The Icelandic Road Administration’s light sign had read ófært (‘impassable’) in Icelandic. The administration now intends to replace that word with ‘closed’ to catch the attention of foreign tourists.

I was in this area toward the end of June. It is a narrow ribbon of road between the giant Vatnajökull glacier and the black sand beaches facing the Atlantic. Until global warming forced the glacier back several hundred yards in the last eighty years, it was not even possible for there to be a road. The nearness of the glacier and of the Atlantic leads to some truly horrific storms.

Iceland is a stunningly beautiful country which just happens to have some terrible weather during most months of the year. One cannot just assume that, because the weather is fine in your country of origin, the cruel Norse gods will let you off scot-free.

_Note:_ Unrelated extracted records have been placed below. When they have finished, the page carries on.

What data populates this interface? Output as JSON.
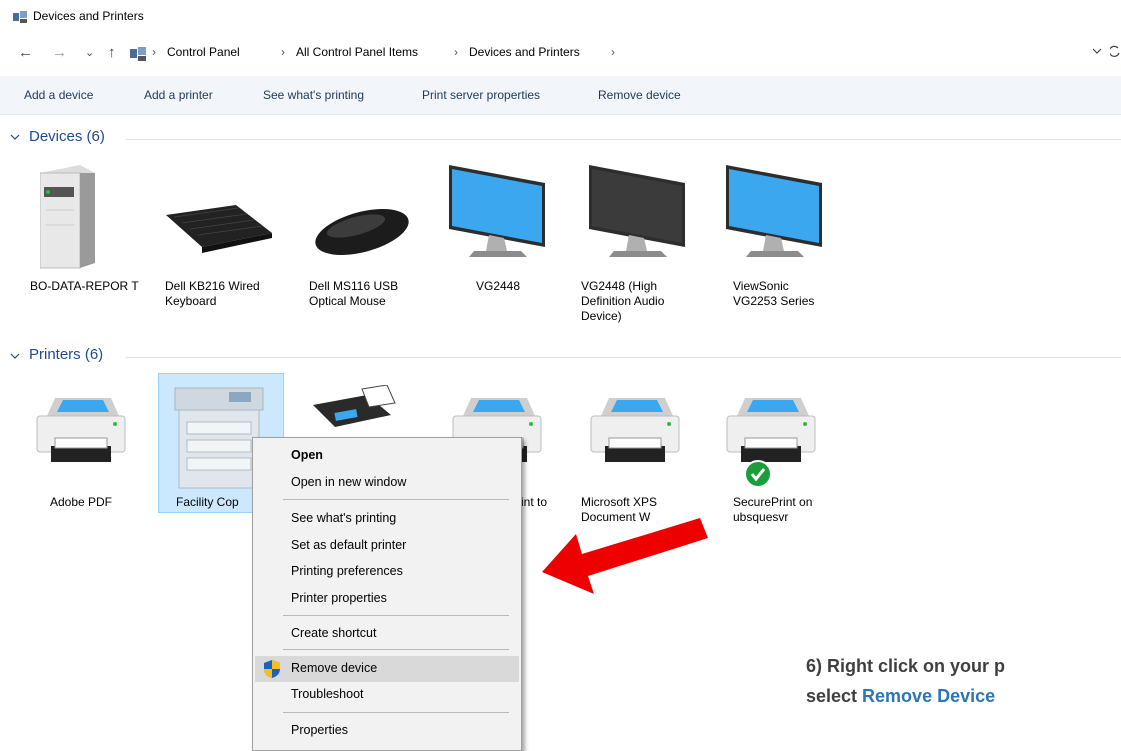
{
  "window": {
    "title": "Devices and Printers"
  },
  "address": {
    "crumbs": [
      "Control Panel",
      "All Control Panel Items",
      "Devices and Printers"
    ],
    "separator": "›",
    "dropdown_icon": "chevron-down-icon",
    "refresh_icon": "refresh-icon"
  },
  "nav": {
    "back": "←",
    "forward": "→",
    "recent": "⌄",
    "up": "↑"
  },
  "toolbar": {
    "add_device": "Add a device",
    "add_printer": "Add a printer",
    "see_printing": "See what's printing",
    "print_server": "Print server properties",
    "remove_device": "Remove device"
  },
  "devices": {
    "header": "Devices (6)",
    "items": [
      {
        "label": "BO-DATA-REPOR T",
        "icon": "computer-tower-icon"
      },
      {
        "label": "Dell KB216 Wired Keyboard",
        "icon": "keyboard-icon"
      },
      {
        "label": "Dell MS116 USB Optical Mouse",
        "icon": "mouse-icon"
      },
      {
        "label": "VG2448",
        "icon": "monitor-icon"
      },
      {
        "label": "VG2448 (High Definition Audio Device)",
        "icon": "monitor-dark-icon"
      },
      {
        "label": "ViewSonic VG2253 Series",
        "icon": "monitor-icon"
      }
    ]
  },
  "printers": {
    "header": "Printers (6)",
    "items": [
      {
        "label": "Adobe PDF",
        "icon": "printer-icon"
      },
      {
        "label": "Facility Cop",
        "icon": "copier-icon"
      },
      {
        "label": "int to",
        "icon": "fax-icon"
      },
      {
        "label": "",
        "icon": "printer-icon"
      },
      {
        "label": "Microsoft XPS Document W",
        "icon": "printer-icon"
      },
      {
        "label": "SecurePrint on ubsquesvr",
        "icon": "printer-default-icon"
      }
    ]
  },
  "context_menu": {
    "open": "Open",
    "open_new_window": "Open in new window",
    "see_printing": "See what's printing",
    "set_default": "Set as default printer",
    "printing_prefs": "Printing preferences",
    "printer_props": "Printer properties",
    "create_shortcut": "Create shortcut",
    "remove_device": "Remove device",
    "troubleshoot": "Troubleshoot",
    "properties": "Properties"
  },
  "annotation": {
    "line1": "6) Right click on your p",
    "line2_prefix": "select ",
    "line2_highlight": "Remove Device",
    "arrow_color": "#ee0000"
  },
  "colors": {
    "accent": "#2e75b6",
    "selection": "#cce8ff",
    "default_check": "#1a9e3c"
  }
}
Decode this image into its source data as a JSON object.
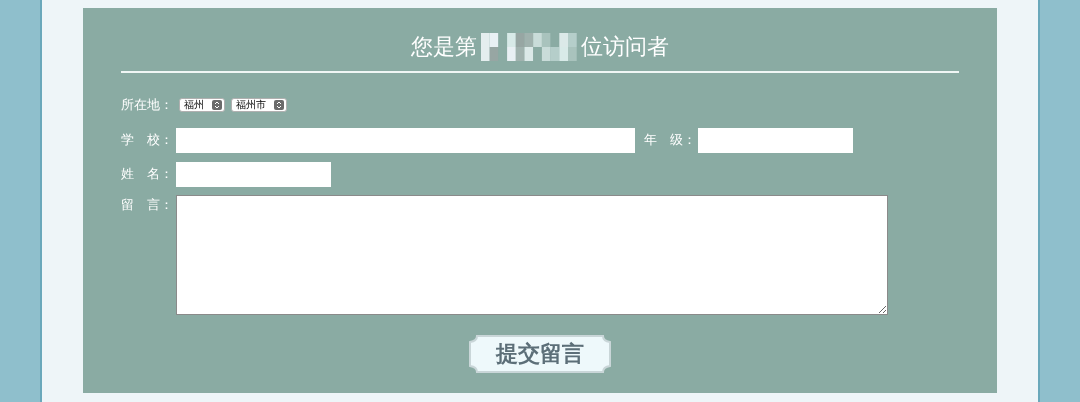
{
  "title": {
    "before": "您是第",
    "after": "位访问者"
  },
  "location": {
    "label": "所在地：",
    "province": "福州",
    "city": "福州市"
  },
  "school": {
    "label": "学　校："
  },
  "grade": {
    "label": "年　级："
  },
  "name": {
    "label": "姓　名："
  },
  "message": {
    "label": "留　言："
  },
  "submit": "提交留言"
}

One interesting sidelight: Icelandic auto rentals do not insure for conditions such as those described above. Not only did the tourists wind up fearing for their lives, they will also end up paying through the nose for their poor judgment.

2 thoughts on “A Short Season

  1. Ironic she was called ‘Storm’! Some people are so naive – we live in a very different situation, by the sea, and no end of tourists get stuck in the mud on the beach and risk being drowned and losing their cars because they ignore the safety warning signs. I wonder if the Icelandic signs translated into English if some people would take any notice, or still stupidly proceed?!